According to elementary school principal Jay Swatek, PLC uses teacher collaboration to set priority standards in each grade.

“As a school, we decided what standards are priority standards,” Swatek said. “When we say ‘priority,’ we mean they are the most important in that grade. The kids have to master those to be successful at the next level.”

Swatek initially learned about PLC from his brother Dan, an elementary principal in the South Sioux City School District. A Department of Education grant paid for training in PLC through Solution Tree, an education company that specializes in the collaborative program.

In addition to Solution Tree training, Swatek took a van load of teachers to his brother’s school in South Sioux City.

“We were able to see how teachers met and pinpointed that collaboration conversation on student needs and student data,” Swatek said.

In PLC, teams of teachers met to decide each grade’s priority standards. They then met with teams from the grade above and the grade below for their input.

“We’re trying to vertically align those standards for our kids,” Swatek said.

To explain what “priority standards” include, Swatek used an example from fourth-grade math. A priority standard would be student mastery of a multi-step word problem. A standard would be having students draw and identify lines and angles.

“We’re not skipping standards that aren’t priority standards,” Swatek said, “but what we have deemed as priority, we are guaranteeing, to our best ability, that each kid master those.”

As students master a priority standard, they move on to enrichment for an even deeper understanding. Students who have yet to master a priority standard will work in intervention until they have achieved mastery.
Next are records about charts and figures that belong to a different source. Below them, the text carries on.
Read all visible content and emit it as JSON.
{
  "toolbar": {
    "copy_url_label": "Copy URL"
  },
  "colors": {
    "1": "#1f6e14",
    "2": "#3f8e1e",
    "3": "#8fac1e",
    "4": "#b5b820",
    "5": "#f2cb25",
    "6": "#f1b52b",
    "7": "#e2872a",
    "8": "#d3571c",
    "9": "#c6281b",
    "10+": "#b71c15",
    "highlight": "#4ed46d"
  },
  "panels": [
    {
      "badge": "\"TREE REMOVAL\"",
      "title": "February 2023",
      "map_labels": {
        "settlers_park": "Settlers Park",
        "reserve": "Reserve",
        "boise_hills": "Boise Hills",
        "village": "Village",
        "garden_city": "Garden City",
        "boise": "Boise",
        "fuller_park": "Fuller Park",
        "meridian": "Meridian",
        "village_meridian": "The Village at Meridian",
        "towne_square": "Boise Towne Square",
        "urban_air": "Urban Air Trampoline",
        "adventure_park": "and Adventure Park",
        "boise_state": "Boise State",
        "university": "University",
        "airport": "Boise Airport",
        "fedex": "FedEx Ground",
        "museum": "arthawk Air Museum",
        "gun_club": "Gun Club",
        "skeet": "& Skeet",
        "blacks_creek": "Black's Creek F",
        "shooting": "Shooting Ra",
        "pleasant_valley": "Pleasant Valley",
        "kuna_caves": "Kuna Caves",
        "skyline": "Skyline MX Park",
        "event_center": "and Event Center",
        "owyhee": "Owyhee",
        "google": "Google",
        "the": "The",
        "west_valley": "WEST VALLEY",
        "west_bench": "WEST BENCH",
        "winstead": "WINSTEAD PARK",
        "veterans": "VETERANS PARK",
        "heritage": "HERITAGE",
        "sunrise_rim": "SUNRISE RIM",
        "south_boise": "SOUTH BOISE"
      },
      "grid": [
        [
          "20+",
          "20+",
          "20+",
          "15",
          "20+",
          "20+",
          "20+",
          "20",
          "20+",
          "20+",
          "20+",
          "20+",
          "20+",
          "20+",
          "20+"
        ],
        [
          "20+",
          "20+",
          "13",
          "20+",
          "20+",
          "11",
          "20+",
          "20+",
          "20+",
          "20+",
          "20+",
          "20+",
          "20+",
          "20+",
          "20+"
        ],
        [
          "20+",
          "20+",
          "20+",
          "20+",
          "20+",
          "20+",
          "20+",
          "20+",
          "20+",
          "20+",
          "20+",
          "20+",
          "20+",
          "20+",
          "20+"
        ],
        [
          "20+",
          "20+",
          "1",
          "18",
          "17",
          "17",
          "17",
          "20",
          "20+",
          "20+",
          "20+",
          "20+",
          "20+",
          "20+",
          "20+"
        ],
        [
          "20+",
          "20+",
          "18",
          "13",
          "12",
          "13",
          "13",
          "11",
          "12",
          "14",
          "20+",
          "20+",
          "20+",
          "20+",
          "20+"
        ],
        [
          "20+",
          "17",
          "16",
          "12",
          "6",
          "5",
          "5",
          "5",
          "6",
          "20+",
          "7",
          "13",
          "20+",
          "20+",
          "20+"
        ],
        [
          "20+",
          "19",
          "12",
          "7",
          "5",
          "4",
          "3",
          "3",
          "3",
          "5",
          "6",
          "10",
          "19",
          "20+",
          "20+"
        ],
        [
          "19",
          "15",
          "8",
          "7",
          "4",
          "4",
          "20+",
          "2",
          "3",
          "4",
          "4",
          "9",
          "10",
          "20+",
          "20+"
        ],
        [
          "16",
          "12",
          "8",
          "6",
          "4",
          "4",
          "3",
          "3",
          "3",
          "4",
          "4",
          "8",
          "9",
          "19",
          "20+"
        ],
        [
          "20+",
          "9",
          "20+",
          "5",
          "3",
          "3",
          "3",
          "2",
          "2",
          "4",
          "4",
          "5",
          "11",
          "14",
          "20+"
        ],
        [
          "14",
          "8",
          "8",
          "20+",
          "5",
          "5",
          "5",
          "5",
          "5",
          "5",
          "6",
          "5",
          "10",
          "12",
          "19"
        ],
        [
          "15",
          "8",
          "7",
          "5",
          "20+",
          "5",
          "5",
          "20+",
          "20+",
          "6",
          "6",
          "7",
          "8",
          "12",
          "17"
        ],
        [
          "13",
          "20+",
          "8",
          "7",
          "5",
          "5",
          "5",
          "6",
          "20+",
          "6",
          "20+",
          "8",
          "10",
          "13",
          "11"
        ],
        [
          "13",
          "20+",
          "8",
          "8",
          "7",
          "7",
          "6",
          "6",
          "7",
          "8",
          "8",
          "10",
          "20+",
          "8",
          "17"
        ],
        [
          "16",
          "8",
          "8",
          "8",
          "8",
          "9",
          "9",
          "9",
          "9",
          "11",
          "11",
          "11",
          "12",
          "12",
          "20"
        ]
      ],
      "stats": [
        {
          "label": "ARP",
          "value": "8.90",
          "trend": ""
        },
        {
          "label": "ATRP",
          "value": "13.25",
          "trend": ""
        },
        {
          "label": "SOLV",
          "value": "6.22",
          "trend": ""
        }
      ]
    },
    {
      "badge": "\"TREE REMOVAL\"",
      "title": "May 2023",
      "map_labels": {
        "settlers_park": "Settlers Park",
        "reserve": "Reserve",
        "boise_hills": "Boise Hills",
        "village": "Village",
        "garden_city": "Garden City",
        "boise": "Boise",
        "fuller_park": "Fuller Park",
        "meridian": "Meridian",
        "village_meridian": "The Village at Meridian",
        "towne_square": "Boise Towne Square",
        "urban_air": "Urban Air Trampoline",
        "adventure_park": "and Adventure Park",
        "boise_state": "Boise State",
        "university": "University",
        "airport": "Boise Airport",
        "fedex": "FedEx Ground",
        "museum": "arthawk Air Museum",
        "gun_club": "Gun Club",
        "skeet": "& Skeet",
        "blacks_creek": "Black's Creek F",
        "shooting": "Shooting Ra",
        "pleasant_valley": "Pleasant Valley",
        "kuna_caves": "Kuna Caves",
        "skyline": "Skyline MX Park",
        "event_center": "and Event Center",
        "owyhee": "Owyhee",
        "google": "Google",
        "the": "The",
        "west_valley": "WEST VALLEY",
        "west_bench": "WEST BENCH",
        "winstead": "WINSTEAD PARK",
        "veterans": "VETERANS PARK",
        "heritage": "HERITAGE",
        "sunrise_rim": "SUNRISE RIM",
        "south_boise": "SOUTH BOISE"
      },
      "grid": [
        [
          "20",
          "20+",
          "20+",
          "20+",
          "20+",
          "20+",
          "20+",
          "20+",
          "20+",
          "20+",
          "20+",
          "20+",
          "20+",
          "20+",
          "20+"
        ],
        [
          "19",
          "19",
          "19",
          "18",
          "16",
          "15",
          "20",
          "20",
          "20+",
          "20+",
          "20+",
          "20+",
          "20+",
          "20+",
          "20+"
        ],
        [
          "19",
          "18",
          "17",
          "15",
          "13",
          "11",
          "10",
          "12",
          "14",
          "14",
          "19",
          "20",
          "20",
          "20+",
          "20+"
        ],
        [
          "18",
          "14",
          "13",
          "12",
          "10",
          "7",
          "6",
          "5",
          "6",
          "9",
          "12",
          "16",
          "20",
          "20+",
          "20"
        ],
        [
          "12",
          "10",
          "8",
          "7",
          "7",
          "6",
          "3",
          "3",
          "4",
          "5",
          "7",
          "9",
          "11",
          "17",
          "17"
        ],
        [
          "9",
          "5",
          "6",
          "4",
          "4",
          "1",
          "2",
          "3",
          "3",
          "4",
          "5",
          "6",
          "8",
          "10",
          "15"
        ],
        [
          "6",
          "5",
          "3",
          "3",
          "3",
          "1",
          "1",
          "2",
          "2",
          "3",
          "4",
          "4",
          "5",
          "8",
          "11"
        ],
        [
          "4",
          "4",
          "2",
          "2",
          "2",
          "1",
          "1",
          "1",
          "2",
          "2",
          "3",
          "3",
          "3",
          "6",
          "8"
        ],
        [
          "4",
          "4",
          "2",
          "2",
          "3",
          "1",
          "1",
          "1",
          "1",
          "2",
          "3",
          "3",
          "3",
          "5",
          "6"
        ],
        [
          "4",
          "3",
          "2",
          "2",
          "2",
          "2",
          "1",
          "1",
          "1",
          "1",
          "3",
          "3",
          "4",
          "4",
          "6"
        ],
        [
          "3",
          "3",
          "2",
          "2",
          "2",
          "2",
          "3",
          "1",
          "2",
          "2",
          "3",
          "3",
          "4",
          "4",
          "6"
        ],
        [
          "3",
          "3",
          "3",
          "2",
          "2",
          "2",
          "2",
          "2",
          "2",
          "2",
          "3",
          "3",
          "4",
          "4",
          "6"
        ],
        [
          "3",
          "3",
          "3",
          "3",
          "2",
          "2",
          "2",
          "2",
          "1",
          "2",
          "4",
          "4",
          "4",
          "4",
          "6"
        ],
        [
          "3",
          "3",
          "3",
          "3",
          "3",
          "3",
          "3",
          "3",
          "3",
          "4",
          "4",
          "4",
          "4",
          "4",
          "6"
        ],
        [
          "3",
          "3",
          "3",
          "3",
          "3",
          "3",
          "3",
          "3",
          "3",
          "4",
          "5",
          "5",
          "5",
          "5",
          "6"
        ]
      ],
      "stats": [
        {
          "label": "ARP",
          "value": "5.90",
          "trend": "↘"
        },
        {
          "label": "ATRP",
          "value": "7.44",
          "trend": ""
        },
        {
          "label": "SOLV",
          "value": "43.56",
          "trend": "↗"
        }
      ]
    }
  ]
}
“The evidence shows that if we get mastery of those priority standards, there’s a residual effect of learning those other standards,” Swatek said. “The learning in those standards also goes up.”

Swatek said evidence also shows that another benefit of PLC is an increase in test scores.

“We have jumped on this journey because of test scores,” Swatek said, “but now that we’re on it, test scores are a side product. The main benefit we’re getting is improved student learning and improved student achievement.”

PLC started in the elementary school and is being implemented in the middle school and high school as well.

According to Swatek, Flandreau is experiencing success with PLC because of the district’s teachers. The teachers are the ones setting the priority standards, developing ownership of the program.

“That ownership makes them want to go do it,” Swatek said. “They believe it’s the right thing for our kids for student learning, student achievement.”